Geht es um die Weltlage?

Merz verteidigte seine Kehrtwende mit der Weltlage. Wegen des Krieges in der Ukraine und der Spannungen mit den USA seien jetzt massiv höhere Militärausgaben nötig. Deutschland brauche eine "große nationale Kraftanstrengung", so Merz. Kritiker halten ihm allerdings vor: Die sicherheitspolitische Lage sei schon vor der Wahl absehbar gewesen – Kiesewetter habe bereits damals darauf hingewiesen.

Wagenknecht sieht den Skandal

Auf der Plattform X hat indessen BSW-Chefin Sahra Wagenknecht auf Kiesewetters Äußerungen reagiert. "Kiesewetter gibt bei Lanz freimütig zu, dass die CDU vor der Wahl nicht gesagt hat, dass nach der Wahl gigantische Aufrüstungsschulden kommen, damit BSW & AfD nicht stärker werden.
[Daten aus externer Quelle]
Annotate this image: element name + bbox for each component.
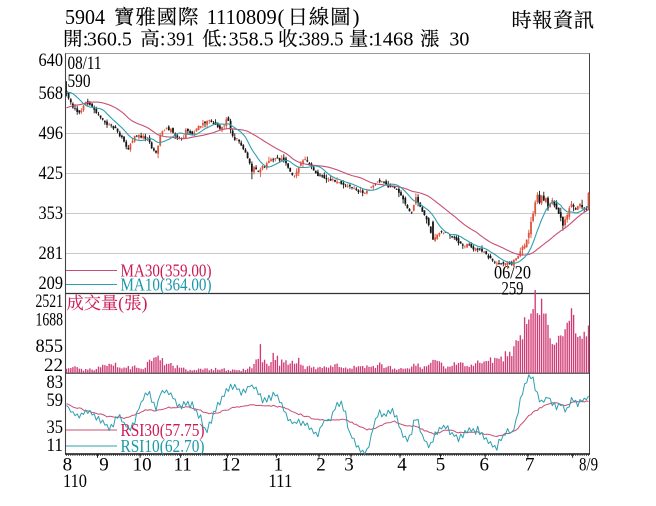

So sieht also das Demokratieverständnis der Parteien der 'demokratischen Mitte' aus. Unfassbar!"

Im Wahlkampf andere Töne

Man kann Merz’ Vorgehen also intellektuell zurückhaltend wie der Politikwissenschaftler Albrecht von Lucke, Herausgeber der Blätter für deutsche und internationale Politik, beanstanden: "Zumindest hat er das, was er jetzt getan hat, im Wahlkampf nicht dezidiert so gesagt."

Oder man erklärt es damit, dass die Konstellation im Großen und Ganzen von vornherein klar war: Es lief auf eine Große Koalition mit oder ohne Beteiligung der Grünen hinaus.

Keine parlamentarische Legitimation

Und jetzt ist es genau dieses Bündnis, das bar parlamentarischer Legitimation noch vor der Regierungsbildung in einem abgewählten Parlament Milliardenbudgets schafft und über sie entscheidet.

Wer bisher von Politikverdrossenheit sprach, muss angesichts dieses Vorgangs aufschreien. Die Delegitimierung des parlamentarischen Systems ist ein großes Stück vorangekommen. Und ihr steht eine wachsende Allianz parlamentarischer Kräfte gegenüber, AfD und nun BSW, die mit aller Kraft isoliert werden.

Auf der anderen Seite steht vor allem aber die größte aller Kräfte: die Bevölkerung, der Souverän, der für diese Selbstbedienungspolitik bezahlen wird, die nicht ihm zugutekommt, die keine Krankenhäuser schafft, keine Hausärzte unterstützt, keine Kitas finanziert, sondern die der Aufrüstung und geopolitischen Abenteuern dient.